Au cas particulier, il convient de relever que :
¿ la CDAPH a considéré que Mme [P] présentait à la date de sa demande un taux d’incapacité inférieur à 80% et lui a en conséquence refusé le bénéfice de la carte mobilité inclusion mention ' invalidité'.
¿ après avoir rappelé :
* les maux dont souffrait Mme [P], à savoir une périarthrite calcifiante sévère des deux épaules, une arthrose cervicale étagée avec discopathie C5/C6, un syndrome du défilé thoracobrachial bilatéral, des séquelles d’un canal carpien bilatéral opéré deux fois à gauche, une lombalgie sur discopathies lombaires protusives, des ténosynovites opérées ne 2020, D1, D3 droites et D3 gauche, des polyarthralgies diffuses sévères invalidantes,
* les examens médicaux qu’elle avait subis,
* les doléances de l’intéressée,
le médecin consultant désigné par le pôle social, lors de l’examen médical de l’intéressée auquel il a procédé, a conclu à un taux d’incapacité inférieur à 50 % par référence au guide-barême pour l’évaluation des déficiences et incapacités des personnes handicapées en l’absence de trouble grave entraînant une entravec majeure dans la vie quotidienne de Mme [P] avec une atteinte à son autonomie individuelle.
Mme [P] conteste ces conclusions mais cependant ne produit aucune pièce contraire pertinente dans la mesure où :
— le certificat médical du docteur [F] qui indique le 26 novembre 2020 : ' Patiente polyhandicapée aux douleurs chroniques et travail impossible’ ne suffit pas à contredire les observations du médecin consultant même si le docteur [F] mentionne : ' carte invalidité 80%' alors qu’il relève que Mme [P] vit seule et effectue sans aide humaine – même si cela lui est difficile – divers actes, à savoir station debout prolongée, manipulation/préhension d’objets lourds ou hauts, tenir le téléphone, couper des aliments durs, se laver les cheveux et les coiffer,
— les autres pièces médicales présentées au médecin consultant décrivent les problèmes de santé qu’elle rencontre sans pour autant se prononcer sur son taux d’incapacité,
— les attestations de Mmes [B] [P], sa fille, de [K] [Z], une amie et de M.[A] [P], son ex-conjoint, attestent de la réalité de ses difficultés et de ses problèmes de santé qui n’a jamais été contestée mais ne donnent aucune information contraire quant au taux d’incapacité retenu par le médecin consultant.

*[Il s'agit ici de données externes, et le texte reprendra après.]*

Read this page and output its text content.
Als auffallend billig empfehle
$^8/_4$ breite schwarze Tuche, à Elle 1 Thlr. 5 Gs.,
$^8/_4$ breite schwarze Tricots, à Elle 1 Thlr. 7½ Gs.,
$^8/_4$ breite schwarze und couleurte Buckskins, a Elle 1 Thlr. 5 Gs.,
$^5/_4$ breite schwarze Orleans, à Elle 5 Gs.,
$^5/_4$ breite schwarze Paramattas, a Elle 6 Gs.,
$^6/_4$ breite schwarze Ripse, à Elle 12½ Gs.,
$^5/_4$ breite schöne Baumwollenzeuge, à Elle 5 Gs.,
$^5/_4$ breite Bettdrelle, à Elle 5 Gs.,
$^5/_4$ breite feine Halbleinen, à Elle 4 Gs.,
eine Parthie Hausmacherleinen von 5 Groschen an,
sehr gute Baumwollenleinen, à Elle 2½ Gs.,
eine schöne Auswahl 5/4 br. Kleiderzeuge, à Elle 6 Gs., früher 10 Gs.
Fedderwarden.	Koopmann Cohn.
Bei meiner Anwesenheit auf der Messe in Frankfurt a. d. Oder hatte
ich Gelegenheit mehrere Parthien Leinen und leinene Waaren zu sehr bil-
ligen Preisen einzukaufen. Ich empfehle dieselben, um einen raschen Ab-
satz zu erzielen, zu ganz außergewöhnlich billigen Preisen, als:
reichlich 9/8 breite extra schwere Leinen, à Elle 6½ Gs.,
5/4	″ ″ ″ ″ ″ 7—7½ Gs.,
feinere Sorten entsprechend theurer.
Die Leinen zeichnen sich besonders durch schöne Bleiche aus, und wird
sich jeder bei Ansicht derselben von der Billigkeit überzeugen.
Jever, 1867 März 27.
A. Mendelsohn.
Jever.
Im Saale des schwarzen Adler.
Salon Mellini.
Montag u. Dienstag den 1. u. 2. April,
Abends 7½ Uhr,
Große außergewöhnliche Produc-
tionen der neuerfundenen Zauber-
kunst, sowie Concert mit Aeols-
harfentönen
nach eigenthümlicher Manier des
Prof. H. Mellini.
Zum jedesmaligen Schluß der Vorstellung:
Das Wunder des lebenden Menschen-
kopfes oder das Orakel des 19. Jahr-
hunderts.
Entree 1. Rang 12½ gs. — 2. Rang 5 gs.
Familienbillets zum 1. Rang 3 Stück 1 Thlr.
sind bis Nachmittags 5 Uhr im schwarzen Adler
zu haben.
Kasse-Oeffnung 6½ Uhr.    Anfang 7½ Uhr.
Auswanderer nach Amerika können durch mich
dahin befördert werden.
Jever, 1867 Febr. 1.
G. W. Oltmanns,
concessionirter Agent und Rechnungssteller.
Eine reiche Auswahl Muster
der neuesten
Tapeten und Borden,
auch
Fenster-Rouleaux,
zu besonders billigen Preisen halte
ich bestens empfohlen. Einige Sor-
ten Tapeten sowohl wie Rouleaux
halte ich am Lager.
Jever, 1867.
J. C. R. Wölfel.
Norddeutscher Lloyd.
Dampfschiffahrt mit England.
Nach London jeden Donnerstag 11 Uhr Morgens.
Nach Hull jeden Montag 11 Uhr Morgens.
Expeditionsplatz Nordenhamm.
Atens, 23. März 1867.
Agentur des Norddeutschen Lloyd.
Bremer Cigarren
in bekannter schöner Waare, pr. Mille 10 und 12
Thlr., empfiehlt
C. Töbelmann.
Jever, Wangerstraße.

En conséquence, au vu de l’ensemble de ces éléments, il convient de confirmer le jugement attaqué.
A toutes fins utiles, il convient d’indiquer que si Mme [P] estime que son état de santé s’est dégradé depuis la demande qu’elle avait faite le 30 novembre 2020, soit depuis presque 6 ans, elle peut présenter une nouvelle demande étayée par des pièces médicales.
Sur les dépens et les frais irrépétibles
Les dépens doivent être laissés à la charge de Mme [P].
Il n’est pas inéquitable de rejeter la demande formée au titre de l’article 700 du code de procédure civile.
PAR CES MOTIFS :
La cour,
Déclare recevable le recours formé par Mme [P] à l’encontre du jugement prononcé par le pôle social du tribunal judiciaire de Bordeaux le 8 juin 2023,
Déboute Mme [P] de sa demande d’annulation du jugement prononcé le
8 juin 2023 par le pôle social du tribunal judiciaire de Bordeaux,
Confirme le jugement prononcé le 8 juin 2023 par le pôle social du tribunal judiciaire de Bordeaux,
Y ajoutant
Condamne Mme [P] aux dépens,
Dit n’y avoir lieu à l’ application combinée des articles 700 du code de procédure civile et 37de la loi du 10 juillet 1991.
Signé par Madame Marie-Hélène Diximier, présidente, et par Jean-Michel Hosteins , greffier auquel la minute de la décision a été remise par le magistrat signataire.
Le greffier La présidente
La République française, au nom du peuple français, mande et ordonne à tous
commissaires de justice, sur ce requis, de mettre le dit arrêt à exécution, aux
procureurs généraux et aux procureurs de la République près les tribunaux judiciaires
d’y tenir la main, à tous commandants et officiers de la force publique de prêter main
forte lorsqu’ils en seront légalement requis.
En foi de quoi, le présent arrêt a été signé par le président et le greffier.